Mr Trump's stated objective is to "drill, drill, drill", and it's possible that once a supply/demand equilibrium (that brings down local heating and petrol costs) has been achieved domestically, the US government will be at liberty to increase sales abroad at the expense of the OPEC countries (the US is already a net exporter of oil).
That spells trouble ahead for Saudi Arabia, without any of the other factors and Black Swans that can sharply influence both tourism and oil prices - oil production being an industry that tourism is intended, long term, to replace there.
BRICS membership has been sidelined
Saudi Arabia was hoping to see benefits arising from its membership of the expanded BRICS block, it having been invited to join in 2023 along with five other countries. But it did not take up the offer on 01-Jan-2024 and has sat on it ever since.
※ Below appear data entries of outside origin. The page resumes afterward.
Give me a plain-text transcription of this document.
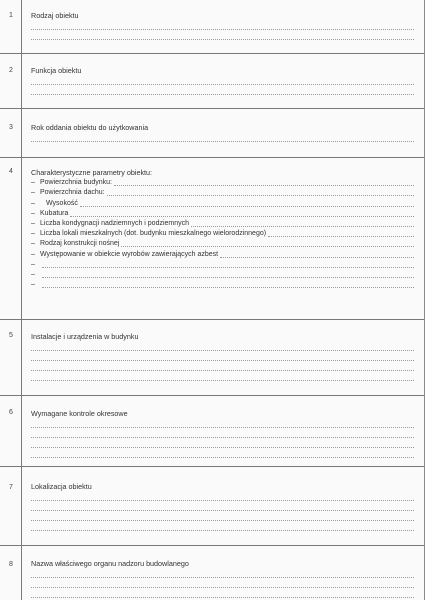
1	Rodzaj obiektu
2	Funkcja obiektu
3	Rok oddania obiektu do użytkowania
4	Charakterystyczne parametry obiektu:
– Powierzchnia budynku:
– Powierzchnia dachu:
–	Wysokość
– Kubatura
– Liczba kondygnacji nadziemnych i podziemnych
– Liczba lokali mieszkalnych (dot. budynku mieszkalnego wielorodzinnego)
– Rodzaj konstrukcji nośnej
– Występowanie w obiekcie wyrobów zawierających azbest
–
–
–
5	Instalacje i urządzenia w budynku
6	Wymagane kontrole okresowe
7	Lokalizacja obiektu
8	Nazwa właściwego organu nadzoru budowlanego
The reasons are not clear, but may be connected to the invitation also handed to Iran, which did take it up, along with the UAE. Another factor, though, might be the way that the expanded BRICS was increasingly distancing itself from The West.
Saudi Arabia is reassessing its relationship with other parts of the world, and that is a primary reason why airport expansion at this level needs to be examined cautiously. While there will always be an influx of visitors on account of religious festivals at Mecca, for example, other flows might vary; or even dry up.
The fact that the size and scope of THE LINE is already coming under scrutiny and could be resized downwards considerably, and that Dubai has not yet come close to the number of passengers it was expecting by this time, is evidence alone of the need to replace hype with realism and the certainty of infrastructure that matches known growth parameters.
The private sector needs certainty, not speculation
And it is most certainly the case that foreign companies that are invited to participate in these projects, through PPP or BOT schemes, will seek such certainties.
Saudi Arabia kick-started its airport privatisation programme again at the beginning of 2024 with two small airports (see Saudi airport PPPs - government plans USD1 billion programme for two small airports, more to come), and in mid-Oct-2024 a further four airports were confirmed for privatisation, with the intriguing rider that "support will be required to accommodate demand and transition to clean energy".
Some of the larger airports have figured in that process in the past, and they will do again.